Being able to take printers to a warzone promises a radical shake-up of combat and the defence industry, says Peter W Singer, an expert in future warfare at the New America Foundation.
That sort of disruption carries huge political implications in places like the United States where defence firms are purposefully spread around the country and support millions of jobs.
“Defence contractors want to sell you an item but also want to own the supply chain for 50 years,” he says.
Consider a conflict zone like Afghanistan, where the effectiveness of soldiers is constantly undermined by rough terrain, difficult supply chains and the cooperation of local tribe leaders.
Plans for manufacturing goods, textiles, weapons and even food can be downloaded and enable production anywhere that printers and raw materials are available.
“But now you’ll have soldiers in an austere outpost in somewhere like Afghanistan who can pull down the software for a spare part, tweak the design and print it out.”
For better or worse, those inside the Heart of Darkness aren’t as cut off any longer when it comes to the materials that could make or break military campaigns.
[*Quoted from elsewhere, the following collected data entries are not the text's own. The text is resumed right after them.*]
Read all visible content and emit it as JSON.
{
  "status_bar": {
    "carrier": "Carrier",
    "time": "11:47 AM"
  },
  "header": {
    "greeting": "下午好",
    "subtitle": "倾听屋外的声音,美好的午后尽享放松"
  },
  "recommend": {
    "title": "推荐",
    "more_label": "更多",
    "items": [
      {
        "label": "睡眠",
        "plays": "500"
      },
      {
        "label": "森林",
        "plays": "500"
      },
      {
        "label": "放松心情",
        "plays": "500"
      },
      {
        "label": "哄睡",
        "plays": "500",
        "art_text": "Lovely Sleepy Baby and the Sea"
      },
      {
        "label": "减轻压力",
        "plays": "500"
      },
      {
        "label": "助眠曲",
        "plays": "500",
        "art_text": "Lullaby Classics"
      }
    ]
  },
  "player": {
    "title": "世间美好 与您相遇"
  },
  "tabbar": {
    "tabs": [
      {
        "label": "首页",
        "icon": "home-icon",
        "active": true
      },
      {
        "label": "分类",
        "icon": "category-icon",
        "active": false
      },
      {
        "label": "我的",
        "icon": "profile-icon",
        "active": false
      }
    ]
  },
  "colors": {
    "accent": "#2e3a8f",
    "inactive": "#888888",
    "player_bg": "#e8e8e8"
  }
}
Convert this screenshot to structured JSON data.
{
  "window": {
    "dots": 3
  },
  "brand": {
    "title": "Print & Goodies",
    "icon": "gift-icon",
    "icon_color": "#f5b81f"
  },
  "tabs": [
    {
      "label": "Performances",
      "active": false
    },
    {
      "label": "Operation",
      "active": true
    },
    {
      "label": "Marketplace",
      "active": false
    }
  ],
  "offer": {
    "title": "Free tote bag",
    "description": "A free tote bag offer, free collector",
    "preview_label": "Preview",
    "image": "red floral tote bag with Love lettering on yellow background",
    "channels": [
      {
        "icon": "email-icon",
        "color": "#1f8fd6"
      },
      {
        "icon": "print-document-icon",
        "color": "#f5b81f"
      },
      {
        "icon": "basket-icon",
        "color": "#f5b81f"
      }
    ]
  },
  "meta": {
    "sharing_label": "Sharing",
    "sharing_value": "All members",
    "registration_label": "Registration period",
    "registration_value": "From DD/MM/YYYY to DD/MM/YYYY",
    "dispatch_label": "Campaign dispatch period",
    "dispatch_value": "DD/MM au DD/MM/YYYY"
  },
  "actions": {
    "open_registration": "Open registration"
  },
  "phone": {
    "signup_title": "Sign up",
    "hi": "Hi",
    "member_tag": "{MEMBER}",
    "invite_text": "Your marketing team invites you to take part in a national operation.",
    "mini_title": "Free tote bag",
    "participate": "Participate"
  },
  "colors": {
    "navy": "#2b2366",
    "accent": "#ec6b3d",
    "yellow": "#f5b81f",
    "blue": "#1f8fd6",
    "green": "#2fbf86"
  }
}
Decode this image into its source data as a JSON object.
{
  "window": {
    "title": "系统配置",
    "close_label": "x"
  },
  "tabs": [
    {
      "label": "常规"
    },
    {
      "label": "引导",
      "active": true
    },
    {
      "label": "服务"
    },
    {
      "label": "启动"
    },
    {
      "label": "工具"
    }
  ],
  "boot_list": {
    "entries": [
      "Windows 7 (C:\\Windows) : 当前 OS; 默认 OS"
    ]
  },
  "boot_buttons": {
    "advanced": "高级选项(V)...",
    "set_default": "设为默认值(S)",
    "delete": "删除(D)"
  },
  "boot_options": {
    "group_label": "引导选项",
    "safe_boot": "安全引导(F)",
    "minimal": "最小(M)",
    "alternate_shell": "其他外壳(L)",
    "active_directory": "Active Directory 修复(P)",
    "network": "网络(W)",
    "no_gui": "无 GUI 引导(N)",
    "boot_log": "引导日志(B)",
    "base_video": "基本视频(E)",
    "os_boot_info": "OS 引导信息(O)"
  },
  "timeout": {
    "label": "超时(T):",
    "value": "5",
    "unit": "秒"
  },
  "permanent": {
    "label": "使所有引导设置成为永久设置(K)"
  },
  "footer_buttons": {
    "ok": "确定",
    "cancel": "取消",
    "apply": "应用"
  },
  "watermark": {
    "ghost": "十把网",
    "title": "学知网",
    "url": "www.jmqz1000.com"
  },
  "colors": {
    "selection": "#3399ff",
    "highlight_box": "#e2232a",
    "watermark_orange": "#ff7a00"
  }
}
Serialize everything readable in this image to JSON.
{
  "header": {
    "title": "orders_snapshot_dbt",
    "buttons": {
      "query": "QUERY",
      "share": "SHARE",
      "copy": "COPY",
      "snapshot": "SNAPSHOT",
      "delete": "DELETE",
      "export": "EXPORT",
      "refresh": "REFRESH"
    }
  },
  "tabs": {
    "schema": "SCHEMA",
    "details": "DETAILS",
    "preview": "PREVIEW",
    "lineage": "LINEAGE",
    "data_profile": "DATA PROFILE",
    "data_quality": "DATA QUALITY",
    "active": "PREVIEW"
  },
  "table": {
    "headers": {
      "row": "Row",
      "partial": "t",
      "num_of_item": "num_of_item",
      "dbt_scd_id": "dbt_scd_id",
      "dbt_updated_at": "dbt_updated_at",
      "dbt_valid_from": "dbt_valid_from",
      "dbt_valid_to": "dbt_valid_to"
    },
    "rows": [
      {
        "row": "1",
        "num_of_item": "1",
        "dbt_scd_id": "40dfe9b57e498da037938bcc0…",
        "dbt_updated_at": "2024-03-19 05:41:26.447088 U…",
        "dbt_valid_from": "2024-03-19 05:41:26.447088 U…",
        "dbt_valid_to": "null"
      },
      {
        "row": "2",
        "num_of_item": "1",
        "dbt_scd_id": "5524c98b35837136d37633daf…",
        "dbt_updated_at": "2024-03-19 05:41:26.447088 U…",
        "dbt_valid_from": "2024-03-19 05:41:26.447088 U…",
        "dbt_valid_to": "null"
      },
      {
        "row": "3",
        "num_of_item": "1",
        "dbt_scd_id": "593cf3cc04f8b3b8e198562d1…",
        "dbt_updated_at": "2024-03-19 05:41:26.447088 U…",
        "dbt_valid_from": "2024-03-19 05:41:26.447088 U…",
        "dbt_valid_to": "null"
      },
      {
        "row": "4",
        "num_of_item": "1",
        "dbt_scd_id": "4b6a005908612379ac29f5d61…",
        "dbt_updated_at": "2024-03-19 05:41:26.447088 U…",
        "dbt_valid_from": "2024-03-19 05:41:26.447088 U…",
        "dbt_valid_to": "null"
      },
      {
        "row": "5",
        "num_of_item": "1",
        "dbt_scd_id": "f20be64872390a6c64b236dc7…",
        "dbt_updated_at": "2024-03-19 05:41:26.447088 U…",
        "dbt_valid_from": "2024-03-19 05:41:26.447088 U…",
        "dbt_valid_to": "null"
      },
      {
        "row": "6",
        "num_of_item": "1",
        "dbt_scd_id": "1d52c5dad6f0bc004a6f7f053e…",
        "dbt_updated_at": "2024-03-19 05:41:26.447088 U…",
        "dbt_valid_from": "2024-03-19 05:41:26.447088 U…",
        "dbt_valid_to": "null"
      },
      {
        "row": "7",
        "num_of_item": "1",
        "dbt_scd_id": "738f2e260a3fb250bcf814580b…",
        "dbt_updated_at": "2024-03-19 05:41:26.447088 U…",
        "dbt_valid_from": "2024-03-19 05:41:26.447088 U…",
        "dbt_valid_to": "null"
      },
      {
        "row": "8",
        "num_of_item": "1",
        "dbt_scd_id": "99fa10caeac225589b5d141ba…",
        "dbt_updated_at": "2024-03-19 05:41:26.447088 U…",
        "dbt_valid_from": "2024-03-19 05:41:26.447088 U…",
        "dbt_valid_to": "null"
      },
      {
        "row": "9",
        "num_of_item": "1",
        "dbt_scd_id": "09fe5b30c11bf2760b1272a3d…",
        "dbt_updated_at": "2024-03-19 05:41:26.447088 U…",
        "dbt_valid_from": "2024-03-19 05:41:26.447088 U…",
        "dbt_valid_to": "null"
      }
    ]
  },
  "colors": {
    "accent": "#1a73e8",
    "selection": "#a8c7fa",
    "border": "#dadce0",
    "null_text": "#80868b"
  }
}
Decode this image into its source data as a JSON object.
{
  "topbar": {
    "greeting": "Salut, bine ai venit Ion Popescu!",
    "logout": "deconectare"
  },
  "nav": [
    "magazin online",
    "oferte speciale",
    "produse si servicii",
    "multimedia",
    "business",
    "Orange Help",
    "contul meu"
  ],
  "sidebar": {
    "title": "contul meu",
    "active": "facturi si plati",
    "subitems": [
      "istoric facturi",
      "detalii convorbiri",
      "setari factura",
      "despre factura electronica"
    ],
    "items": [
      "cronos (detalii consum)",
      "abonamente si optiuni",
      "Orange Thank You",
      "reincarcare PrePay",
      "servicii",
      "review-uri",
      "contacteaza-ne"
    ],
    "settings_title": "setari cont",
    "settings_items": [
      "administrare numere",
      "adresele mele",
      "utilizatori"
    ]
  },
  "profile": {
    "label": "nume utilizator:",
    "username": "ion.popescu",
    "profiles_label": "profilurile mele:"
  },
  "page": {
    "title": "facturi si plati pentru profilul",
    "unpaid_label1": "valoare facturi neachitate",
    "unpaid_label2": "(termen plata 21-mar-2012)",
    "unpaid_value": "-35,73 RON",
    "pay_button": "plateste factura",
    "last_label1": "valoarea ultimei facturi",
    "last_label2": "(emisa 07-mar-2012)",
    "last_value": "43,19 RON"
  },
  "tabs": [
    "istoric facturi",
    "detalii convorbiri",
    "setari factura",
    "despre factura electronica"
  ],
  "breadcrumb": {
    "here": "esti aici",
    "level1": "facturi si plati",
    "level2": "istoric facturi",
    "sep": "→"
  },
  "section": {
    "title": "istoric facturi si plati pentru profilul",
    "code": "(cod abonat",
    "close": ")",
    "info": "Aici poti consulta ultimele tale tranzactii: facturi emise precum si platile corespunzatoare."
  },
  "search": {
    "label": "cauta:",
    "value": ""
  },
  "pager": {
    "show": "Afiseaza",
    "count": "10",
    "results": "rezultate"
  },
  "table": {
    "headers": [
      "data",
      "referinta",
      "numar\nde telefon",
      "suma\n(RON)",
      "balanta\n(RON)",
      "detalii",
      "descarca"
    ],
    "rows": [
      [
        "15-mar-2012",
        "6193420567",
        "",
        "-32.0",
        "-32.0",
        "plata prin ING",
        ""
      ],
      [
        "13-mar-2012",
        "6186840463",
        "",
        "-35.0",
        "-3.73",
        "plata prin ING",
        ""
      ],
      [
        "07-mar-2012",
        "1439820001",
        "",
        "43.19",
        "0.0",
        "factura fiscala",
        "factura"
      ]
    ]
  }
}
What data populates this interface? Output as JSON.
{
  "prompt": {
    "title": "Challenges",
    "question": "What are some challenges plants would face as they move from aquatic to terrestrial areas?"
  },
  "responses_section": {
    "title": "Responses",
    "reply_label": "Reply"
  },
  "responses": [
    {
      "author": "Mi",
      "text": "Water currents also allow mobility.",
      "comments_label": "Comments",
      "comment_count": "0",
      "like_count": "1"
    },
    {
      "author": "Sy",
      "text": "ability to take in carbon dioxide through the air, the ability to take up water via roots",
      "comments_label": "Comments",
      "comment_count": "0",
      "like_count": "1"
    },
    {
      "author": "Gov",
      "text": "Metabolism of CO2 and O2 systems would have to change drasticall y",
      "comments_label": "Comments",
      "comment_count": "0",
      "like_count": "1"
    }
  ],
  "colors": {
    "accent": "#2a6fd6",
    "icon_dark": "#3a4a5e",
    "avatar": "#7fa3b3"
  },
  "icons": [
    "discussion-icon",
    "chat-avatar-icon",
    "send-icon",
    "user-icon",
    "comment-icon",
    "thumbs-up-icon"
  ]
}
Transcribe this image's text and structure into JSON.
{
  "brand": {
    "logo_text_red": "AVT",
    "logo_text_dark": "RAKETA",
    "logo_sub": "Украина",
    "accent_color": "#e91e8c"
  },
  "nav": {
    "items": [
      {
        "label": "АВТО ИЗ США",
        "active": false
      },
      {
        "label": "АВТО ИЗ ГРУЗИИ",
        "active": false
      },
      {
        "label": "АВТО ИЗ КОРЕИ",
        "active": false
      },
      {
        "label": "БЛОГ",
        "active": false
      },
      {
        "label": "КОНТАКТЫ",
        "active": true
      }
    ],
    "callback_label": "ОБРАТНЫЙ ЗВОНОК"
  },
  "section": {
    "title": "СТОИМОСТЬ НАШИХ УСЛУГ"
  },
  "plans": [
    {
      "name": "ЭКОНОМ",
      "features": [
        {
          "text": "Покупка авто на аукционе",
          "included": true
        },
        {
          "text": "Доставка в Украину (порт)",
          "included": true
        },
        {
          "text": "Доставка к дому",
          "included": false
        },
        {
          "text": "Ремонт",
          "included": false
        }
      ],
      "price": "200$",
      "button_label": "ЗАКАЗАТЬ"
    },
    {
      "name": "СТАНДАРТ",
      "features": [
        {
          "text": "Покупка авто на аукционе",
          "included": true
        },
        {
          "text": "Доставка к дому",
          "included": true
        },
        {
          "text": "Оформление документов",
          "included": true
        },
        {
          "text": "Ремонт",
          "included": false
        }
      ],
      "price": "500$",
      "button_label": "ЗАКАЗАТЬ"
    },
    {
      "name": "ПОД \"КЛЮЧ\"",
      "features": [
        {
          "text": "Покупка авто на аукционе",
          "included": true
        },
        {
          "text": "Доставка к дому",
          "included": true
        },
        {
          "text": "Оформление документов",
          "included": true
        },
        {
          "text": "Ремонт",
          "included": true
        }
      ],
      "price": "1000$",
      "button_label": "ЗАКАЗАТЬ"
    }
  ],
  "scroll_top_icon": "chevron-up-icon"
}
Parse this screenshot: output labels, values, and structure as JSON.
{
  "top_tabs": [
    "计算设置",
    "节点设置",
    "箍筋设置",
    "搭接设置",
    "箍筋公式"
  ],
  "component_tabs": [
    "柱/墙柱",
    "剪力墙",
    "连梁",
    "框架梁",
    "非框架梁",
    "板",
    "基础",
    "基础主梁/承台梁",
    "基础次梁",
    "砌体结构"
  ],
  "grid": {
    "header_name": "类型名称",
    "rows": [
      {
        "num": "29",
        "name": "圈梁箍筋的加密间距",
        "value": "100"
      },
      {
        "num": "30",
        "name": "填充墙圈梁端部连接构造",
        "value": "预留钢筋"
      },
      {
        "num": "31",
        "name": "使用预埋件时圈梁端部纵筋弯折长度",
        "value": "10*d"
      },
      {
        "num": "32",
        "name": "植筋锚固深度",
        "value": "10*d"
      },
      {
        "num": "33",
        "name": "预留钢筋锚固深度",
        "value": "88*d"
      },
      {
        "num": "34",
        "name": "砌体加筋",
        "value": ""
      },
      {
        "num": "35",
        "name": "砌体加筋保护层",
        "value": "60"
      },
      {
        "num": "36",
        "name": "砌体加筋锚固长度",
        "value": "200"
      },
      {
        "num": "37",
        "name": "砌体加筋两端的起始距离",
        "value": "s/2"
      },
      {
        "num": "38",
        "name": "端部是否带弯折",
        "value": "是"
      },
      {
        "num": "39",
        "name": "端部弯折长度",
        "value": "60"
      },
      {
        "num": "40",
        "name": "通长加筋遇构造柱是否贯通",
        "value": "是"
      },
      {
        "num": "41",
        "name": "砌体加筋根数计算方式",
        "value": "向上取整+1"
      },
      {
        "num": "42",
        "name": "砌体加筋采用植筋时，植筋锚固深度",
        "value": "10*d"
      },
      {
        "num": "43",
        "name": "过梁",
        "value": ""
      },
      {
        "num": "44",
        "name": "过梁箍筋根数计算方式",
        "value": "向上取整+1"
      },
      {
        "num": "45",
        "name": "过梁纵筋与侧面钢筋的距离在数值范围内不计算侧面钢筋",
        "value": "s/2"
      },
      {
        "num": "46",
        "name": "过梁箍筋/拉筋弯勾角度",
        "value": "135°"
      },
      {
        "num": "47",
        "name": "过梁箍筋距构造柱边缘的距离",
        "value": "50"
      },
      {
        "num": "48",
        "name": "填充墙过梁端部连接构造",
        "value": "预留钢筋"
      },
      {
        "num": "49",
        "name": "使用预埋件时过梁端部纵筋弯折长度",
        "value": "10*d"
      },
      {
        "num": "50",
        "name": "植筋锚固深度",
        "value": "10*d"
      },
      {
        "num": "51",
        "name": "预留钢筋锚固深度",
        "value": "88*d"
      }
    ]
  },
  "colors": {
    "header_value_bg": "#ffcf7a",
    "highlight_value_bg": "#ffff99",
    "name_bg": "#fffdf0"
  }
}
That could empower small bands of resistance fighters, too, including those branded as terrorists.
“Think of master bombmakers in the Middle East making new designs that look like everyday products or a lone wolf operator printing a plastic gun he can get past security at the White House,” says Chausovsky.
Again, 3D printing is a double-edged sword with effects for better and probably also for worse. Morally neutral technology that is proving more and more likely to disrupt the established norms.
It may also have enormous impact on the the effectiveness of sanctions as alternate means to war-without-war.
As it stands today, countries like Russia or Iran, who are perceived to be rogue, hostile or heavy-handed on the international stage can be weakened or controlled through economic pressure on imports and exports – much as siege in war cuts of supplies and forces capitulation. But that, too, may change:
“The US has sanctioned everything from fighter jet spare parts to oil equipment. 3D printing could turn sanctions — which have been a crucial part of foreign policy for a generation or more — into an antiquated notion,” says Singer.
Key patents have now expired, allowing more points of production with increasingly advanced techniques – potentially anywhere, and everywhere:
• “fused deposition modelling” using plastics, expired in 2009
• “selective laser syntering” used in the precise printing of metals such as aluminium, copper and steel, expired in 2014
All this makes human labor cheaper than ever, too, with the possible impacts on the economy far reaching and perhaps crippling. Yet, the freedom to create components and parts, and eliminating the need to source and ship them, could also unleash new modes of productivity.
How will 3D printing change your life? Will it empower an independent and sovereign lifestyle, or doom the masses to poverty in a collapsed system run by robots and computers?